Still, Davidson pushed back on the decision to give equal time to rape survivor advocates and the falsely accused. “While false reports of sexual assault do happen, they happen only between two and eight percent of the time,” she says, citing FBI reports. “I think it’s important for all stakeholders in any policy situation to be listened to, but a disproportionate amount of time was given to the falsely accused compared to how often it happens.”
Indeed, the National Coalition For Men Carolinas (NCFMC), a men’s rights organization, represented the falsely accused in the second set of meetings, along with students who shared stories of being wrongfully accused of sexual assault at their schools.

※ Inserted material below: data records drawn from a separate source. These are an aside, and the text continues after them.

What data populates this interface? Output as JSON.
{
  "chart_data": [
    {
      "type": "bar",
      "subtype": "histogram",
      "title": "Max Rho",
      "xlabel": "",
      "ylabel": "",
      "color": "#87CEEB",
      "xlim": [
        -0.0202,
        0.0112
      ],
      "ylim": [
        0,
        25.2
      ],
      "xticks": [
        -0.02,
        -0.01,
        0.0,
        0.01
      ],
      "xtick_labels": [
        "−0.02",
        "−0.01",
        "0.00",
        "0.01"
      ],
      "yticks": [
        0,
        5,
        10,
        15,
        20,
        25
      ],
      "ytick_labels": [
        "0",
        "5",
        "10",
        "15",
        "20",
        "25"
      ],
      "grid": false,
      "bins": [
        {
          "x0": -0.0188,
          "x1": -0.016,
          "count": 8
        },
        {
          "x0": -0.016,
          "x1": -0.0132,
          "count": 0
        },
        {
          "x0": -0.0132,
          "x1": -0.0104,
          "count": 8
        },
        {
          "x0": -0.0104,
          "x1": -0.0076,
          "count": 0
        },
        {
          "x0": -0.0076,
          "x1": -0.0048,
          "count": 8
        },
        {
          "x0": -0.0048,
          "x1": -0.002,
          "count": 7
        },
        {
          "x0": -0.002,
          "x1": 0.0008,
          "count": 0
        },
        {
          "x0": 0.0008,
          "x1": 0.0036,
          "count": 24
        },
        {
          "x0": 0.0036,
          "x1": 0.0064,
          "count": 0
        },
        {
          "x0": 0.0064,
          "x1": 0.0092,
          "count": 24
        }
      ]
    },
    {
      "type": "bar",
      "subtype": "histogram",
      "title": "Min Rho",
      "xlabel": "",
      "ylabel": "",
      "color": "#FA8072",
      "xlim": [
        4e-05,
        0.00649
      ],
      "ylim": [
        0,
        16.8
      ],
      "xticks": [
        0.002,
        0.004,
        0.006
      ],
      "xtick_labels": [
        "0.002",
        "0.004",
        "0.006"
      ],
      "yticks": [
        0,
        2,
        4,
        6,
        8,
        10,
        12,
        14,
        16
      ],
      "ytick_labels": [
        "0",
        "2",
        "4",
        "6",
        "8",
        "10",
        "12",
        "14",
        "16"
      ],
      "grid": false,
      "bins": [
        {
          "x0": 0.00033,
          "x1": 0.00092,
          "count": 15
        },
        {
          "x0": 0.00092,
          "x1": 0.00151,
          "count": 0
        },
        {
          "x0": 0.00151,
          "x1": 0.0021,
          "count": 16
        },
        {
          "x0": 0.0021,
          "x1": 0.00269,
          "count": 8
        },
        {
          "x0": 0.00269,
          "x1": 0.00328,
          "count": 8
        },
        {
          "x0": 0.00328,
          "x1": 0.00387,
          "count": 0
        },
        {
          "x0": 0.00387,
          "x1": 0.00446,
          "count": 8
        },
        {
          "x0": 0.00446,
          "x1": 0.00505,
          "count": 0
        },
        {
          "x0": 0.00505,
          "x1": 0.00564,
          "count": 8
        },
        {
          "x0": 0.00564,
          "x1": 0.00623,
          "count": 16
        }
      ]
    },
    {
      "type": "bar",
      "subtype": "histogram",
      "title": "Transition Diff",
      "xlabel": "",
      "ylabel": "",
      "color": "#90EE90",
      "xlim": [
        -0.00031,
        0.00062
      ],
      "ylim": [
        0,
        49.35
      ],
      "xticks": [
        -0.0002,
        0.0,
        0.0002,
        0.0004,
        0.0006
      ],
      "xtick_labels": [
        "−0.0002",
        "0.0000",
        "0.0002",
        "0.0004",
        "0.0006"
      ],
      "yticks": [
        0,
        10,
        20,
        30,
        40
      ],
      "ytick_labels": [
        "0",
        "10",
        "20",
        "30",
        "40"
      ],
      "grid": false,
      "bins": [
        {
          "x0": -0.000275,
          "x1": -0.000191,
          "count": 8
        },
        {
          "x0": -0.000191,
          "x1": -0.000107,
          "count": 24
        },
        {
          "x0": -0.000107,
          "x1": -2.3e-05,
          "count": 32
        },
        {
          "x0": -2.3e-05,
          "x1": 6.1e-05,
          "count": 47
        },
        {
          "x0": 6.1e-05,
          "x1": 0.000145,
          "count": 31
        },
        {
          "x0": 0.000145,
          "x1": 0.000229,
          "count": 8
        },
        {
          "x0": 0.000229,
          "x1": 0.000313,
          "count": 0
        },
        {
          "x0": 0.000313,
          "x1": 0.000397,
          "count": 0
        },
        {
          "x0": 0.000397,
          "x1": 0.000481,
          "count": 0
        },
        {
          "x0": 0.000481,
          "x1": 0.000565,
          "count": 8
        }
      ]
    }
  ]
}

“Several students shared painful, often emotional accounts of how they were victimized under policies” set forth by the Obama guidance letter, which “ordered universities to lower the standard of proof used in adjudicating Title IX cases to a ‘preponderance of evidence’ instead of the ‘clear and convincing’ standard that many schools previously had in place,” NCFMC said in a press release.
The organization cited “170 lawsuits filed against universities in which plaintiffs allege being denied due process.”

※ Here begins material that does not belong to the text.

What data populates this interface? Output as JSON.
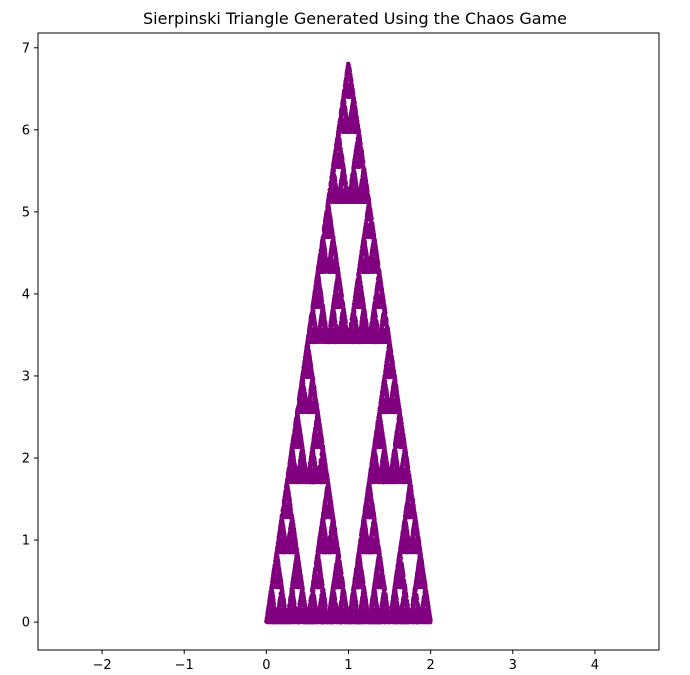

NCFMC holds that the criminal justice system, not universities, should investigate sexual assault cases, arguing that not allowing attorneys to participate in university Title IX hearings deprives the accused of their constitutional rights.
In the final meeting with university administrators and Title IX coordinators, some said they didn’t want the Obama guidance revoked and that they only wanted further clarification of their responsibilities, according to Alexandra Brodsky, a Skadden fellow at the NWLC and founding co-director of Know Your IX.
After the meeting, DeVos told reporters, “”It was an emotionally draining day. … I saw a lot of pain today.”
It isn’t yet clear how the Department of Education will enforce Title IX with respect to sexual assault on campus under DeVos.
Brodsky hopes DeVos will continue listening to survivors. “DeVos really needs to go to where they are. She needs to travel to schools and to campuses to hear directly from students who have a wide range of experiences and needs of survivors before she makes a critical, high-stakes decision,” Brodsky says.
Brodsky hopes the assault survivors’ stories will leave an impact that will translate into policy.
“I think the stories that were shared were very powerful, and I don’t know how someone could leave that meeting without recognizing the urgency of enforcing Title IX protections for survivors,” Brodsky says. “With that being said, the secretary and acting assistant secretary refused to commit to specific steps forward and what matters is what happens next. It doesn’t matter if you’re nice to survivors in a meeting if you betray them in policy.”
Outside the meetings, student activists and others read stories of sexual assault survivors submitted from all over the country, and then gave a binder of those stories to Secretary DeVos during the meeting.
“It was a powerful action to show that there were so many voices that were not being heard in that meeting,” Davidson, the EROC managing director, says. “So many that we had to gather outside the department for three hours in 100-degree weather to read those stories — and it still does not even begin to cover the breadth of experiences of survivors.”
It’s unclear how DeVos will proceed, she said. “The only thing that we know for certain is that she said she will continue to meet with survivors of sexual violence, and I think that’s an incredibly important start.”